Llega una etapa de su vida donde lo difícil fue criar hijos que prácticamente eran desconocidos en sus rutinas: le pedían permiso para bañarse, porque no sabían si para su madre era normal bañarse a altas horas de la madrugada (por lo menos el mayor heredó las costumbres nocturnas y bohemias de los abuelos). Tuvo que enfrentar la edad de la punzada y se dice que así como fue rebelde con sus padres, pagó muy caro la rebeldía con su prole.
Hasta la fecha todavía los soporta, resignada, pero sabe que no fueron malos muchachos, ni lo son todavía.
Llega una etapa donde pese a que las preocupaciones amainan con una vida plena, sigue preocupándose por llevar brigadas médicas a la zona rural con sus estudiantes; que se enfrenta, y nadie le puede platicar, lo que es la pobreza extrema, la ignorancia, la intolerancia de la sierra. Nadie, ni siquiera un miserable político como los que ha apoyado en campañas, ha sentido a flor de piel lo que es el gran contraste entre la mancha urbana petrolera de Minatitlán y sus zonas rurales empobrecidas.

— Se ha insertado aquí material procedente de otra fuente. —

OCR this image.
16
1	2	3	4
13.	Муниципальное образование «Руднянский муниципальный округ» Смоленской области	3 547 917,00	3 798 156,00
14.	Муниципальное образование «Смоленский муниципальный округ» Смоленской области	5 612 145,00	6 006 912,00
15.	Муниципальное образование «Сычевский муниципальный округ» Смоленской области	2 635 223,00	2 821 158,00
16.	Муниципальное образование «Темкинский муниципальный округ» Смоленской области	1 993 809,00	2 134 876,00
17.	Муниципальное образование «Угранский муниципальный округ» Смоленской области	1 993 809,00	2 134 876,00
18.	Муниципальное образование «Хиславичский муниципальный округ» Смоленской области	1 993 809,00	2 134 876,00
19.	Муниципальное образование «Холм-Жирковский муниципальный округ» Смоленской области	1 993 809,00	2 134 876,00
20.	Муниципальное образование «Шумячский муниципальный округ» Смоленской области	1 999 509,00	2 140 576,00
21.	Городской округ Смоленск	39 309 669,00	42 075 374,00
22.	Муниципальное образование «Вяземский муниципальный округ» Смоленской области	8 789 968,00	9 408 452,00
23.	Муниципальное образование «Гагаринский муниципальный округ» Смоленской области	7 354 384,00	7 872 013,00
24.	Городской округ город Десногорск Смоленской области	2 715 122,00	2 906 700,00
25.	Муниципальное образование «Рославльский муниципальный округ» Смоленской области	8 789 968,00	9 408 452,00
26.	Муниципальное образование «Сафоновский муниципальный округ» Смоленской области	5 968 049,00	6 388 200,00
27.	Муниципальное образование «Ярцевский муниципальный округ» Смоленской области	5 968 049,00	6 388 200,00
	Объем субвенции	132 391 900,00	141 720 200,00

Aunque su sueño siempre ha sido viajar al extranjero, a Europa especialmente, tiene ese don de seguir fletándose para demostrar ante sus alumnos, sus colegas, pero sobre todo ante sí misma, que hay mucho qué hacer. Nunca deja de estudiar, se desvela peor que narcotraficante perseguido por la Marina, y aunque su salud es mermada, tiene la fortaleza y constancia que ya quisieran los mediocres atletas mexicanos.
Llega a su vida una etapa donde puede decir que gana lo suficiente, así sin muchas mezquinas ambiciones. Debería ganar más, pienso yo, pero es honesta en lo que sabe y lo que hace; no pretende aparentar lo que no es y presumir lo que no tiene.
Su filosofía de vida ha sido religiosamente ayudar.
Hace poco llevó su viejo automóvil al cambio de placas y le dio mucha ternura ver a unos niños ofreciéndose a ponerles las placas nuevas a los usuarios. Ahí andaban con un desarmador ganándose unos pesos. Billete de 50 y los niños quedaron asombrados: “Ya tenemos para el desayuno”, pero le siguen dando duro al subempleo curiosamente generado por el Gobierno de Veracruz, porque nunca es suficiente y el dinero se esfuma en cosa de segundos.
Viene a Xalapa y ve que están los ancianos sirviendo de “cerillos”.
--Tenga.
--Es que no tengo cambio.
--No, es todo para usted.
--No, es mucho ¿cómo cree?
--Es Navidad, señor. Quédeselo.
Conozco que gente que al ver la acción diría “Ay, sí, mucha lana ¿no?”, “Ay sí, muy fufurufa”, pero a ella siempre le ha valido espárragos lo que la gente piensa. No es ambiciosa y es alérgica a la avaricia; el dinero sabe que no es para siempre y que no se lo va a llevar cuando (se me haga el Word chicharrón) fallezca.
Ella dice que tiene un ángel y debe ser así. Dudo mucho que ingiera alucinógenos para andar viendo seres celestiales, aunque sí se embarraba Vaporub cerca los ojos para aguantar la guardia en Pediatría y estudiar al mismo tiempo en la UV. Fuera de eso, dudo mucho que sea adicta a algo: bueno, sí, de ayudar al prójimo.
Eso se lo enseñó su gurú Doña Coki: una curandera bien chilanga que vivía por Rosario, luego por Azcapotzalco. Lejísimos como el ensayo de Octavio Paz. Fumaba como chacuaco y maldecía como istmeña, pero era una guía, consejera; de esa gente que por cómo piensa, no se le olvida a uno nunca.
--¿Y por qué les das tanta lana?
--Pobrecitos, están todo el día ahí. ¿Viste la cara que puso?
--Es que no están acostumbrados, ma.
Ese día compró unos muebles para lo que es el cuarto de un hijo irresponsable, medio loco y que escribe, que si por él fuera, dormiría ebrio de Jack Daniel’s y en su propio vómito. Ya habíamos hecho ganga con el mueblero, pero por subir los tiliches se llevó otro varo.
Más que verle la cara de sorprendido al vato originario de la sierra de Zongolica, vi la de mi madre diciéndole “Llévatelo por ayudarnos”.
Ahora sé que no tengo ni tantito con qué pagarle. Ni mucho para devolverle tanto.